Khadilkar Kunal, KhudaBukhsh Ashiqur R, Mitchell Tom M
School of Computer Science, Language Technologies Institute, Carnegie Mellon University, 5000 Forbes Avenue, Pittsburgh, PA 15213, USA.
Golisano College of Computing and Information Sciences, Software Engineering Department, Rochester Institute of Technology, 20 Lomb Memorial Drive, New York, NY 14623, USA.
Patterns (N Y). 2021 Dec 9;3(2):100409. doi: 10.1016/j.patter.2021.100409. eCollection 2022 Feb 11.

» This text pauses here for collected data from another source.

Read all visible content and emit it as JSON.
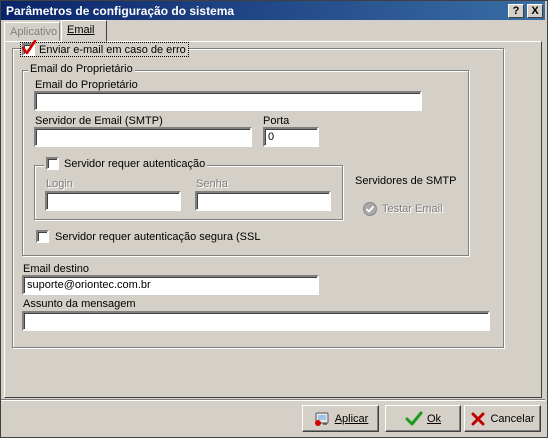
{
  "window": {
    "title": "Parâmetros de configuração do sistema",
    "help_btn": "?",
    "close_btn": "X"
  },
  "tabs": [
    {
      "label": "Aplicativo",
      "active": false
    },
    {
      "label": "Email",
      "active": true
    }
  ],
  "email": {
    "send_on_error_label": "Enviar e-mail em caso de erro",
    "send_on_error_checked": true,
    "owner_group_label": "Email do Proprietário",
    "owner_email_label": "Email do Proprietário",
    "owner_email_value": "",
    "smtp_label": "Servidor de Email (SMTP)",
    "smtp_value": "",
    "port_label": "Porta",
    "port_value": "0",
    "auth_label": "Servidor requer autenticação",
    "login_label": "Login",
    "login_value": "",
    "password_label": "Senha",
    "password_value": "",
    "smtp_servers_label": "Servidores de SMTP",
    "test_email_label": "Testar Email",
    "ssl_label": "Servidor requer autenticação segura (SSL",
    "dest_label": "Email destino",
    "dest_value": "suporte@oriontec.com.br",
    "subject_label": "Assunto da mensagem",
    "subject_value": ""
  },
  "footer": {
    "apply_label": "Aplicar",
    "ok_label": "Ok",
    "cancel_label": "Cancelar"
  },
  "colors": {
    "title_start": "#0a246a",
    "title_end": "#3a6ea5",
    "face": "#d4d0c8",
    "check_red": "#d40000",
    "ok_green": "#1c9a1c",
    "cancel_red": "#c00000"
  }
}
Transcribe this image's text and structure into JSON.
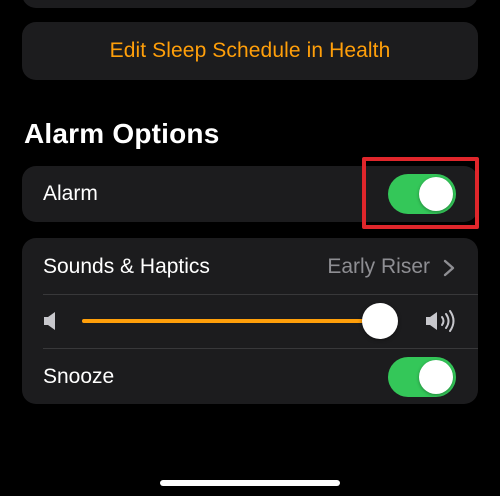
{
  "edit_schedule": {
    "label": "Edit Sleep Schedule in Health"
  },
  "section": {
    "title": "Alarm Options"
  },
  "alarm": {
    "label": "Alarm",
    "enabled": true
  },
  "sounds": {
    "label": "Sounds & Haptics",
    "value": "Early Riser",
    "chevron_icon": "chevron-right-icon"
  },
  "volume": {
    "level": 0.98,
    "low_icon": "speaker-low-icon",
    "high_icon": "speaker-high-icon"
  },
  "snooze": {
    "label": "Snooze",
    "enabled": true
  },
  "colors": {
    "accent": "#ff9f0a",
    "toggle_on": "#34c759",
    "card_background": "#1c1c1e",
    "secondary_text": "#8e8e93",
    "highlight": "#e0262b"
  }
}
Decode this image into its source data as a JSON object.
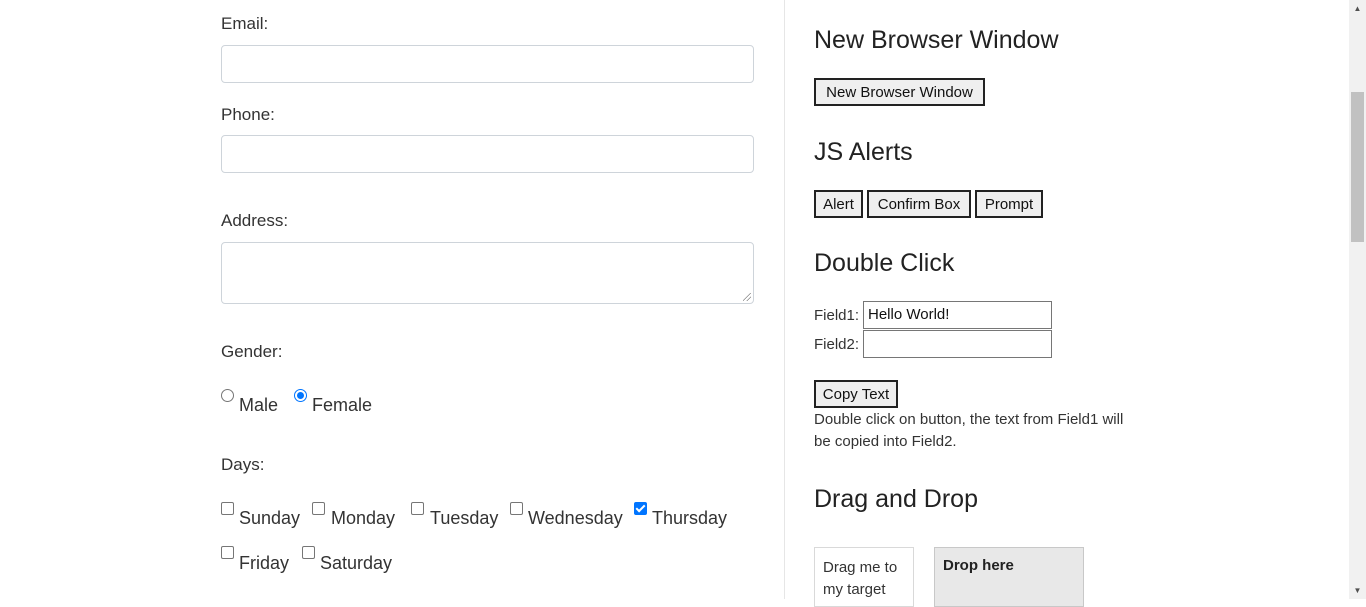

We use a suite of cutting-edge natural language processing methods to quantify and characterize societal and gender biases in popular movie content. Our data set consists of English subtitles of popular movies from Bollywood-the Mumbai film industry-spanning 7 decades (700 movies). In addition, we include movies from Hollywood and movies nominated for the Academy Awards for contrastive purposes. Our findings indicate that while the overall portrayal of women has improved over time in popular movie dialogues from both Bollywood and Hollywood, modern films still exhibit considerable gender bias and are yet to achieve equal representation among genders. We also observe a strong bias favoring fair skin color in Bollywood content that occurred consistently across all time periods we considered. While our geographic representation analysis indicates improved inclusion over time for several Indian states, it also reveals a long-standing under-representation of many northeastern Indian states.
我们使用一套前沿的自然语言处理方法,对热门电影内容中的社会和性别偏见进行量化和特征描述。我们的数据集由宝莱坞(孟买电影产业)七十年间(700部电影)热门电影的英文字幕组成。此外,为了进行对比,我们还纳入了好莱坞电影以及获得奥斯卡奖提名的电影。我们的研究结果表明,虽然宝莱坞和好莱坞热门电影对白中对女性的整体刻画随着时间推移有所改善,但现代电影仍存在相当程度的性别偏见,尚未实现性别平等的呈现。我们还观察到,在我们所考虑的所有时间段内,宝莱坞内容中始终存在对白皙肤色的强烈偏好。虽然我们的地理代表性分析表明,随着时间推移,印度几个邦的代表性有所提高,但它也揭示了印度许多东北部邦长期以来代表性不足的问题。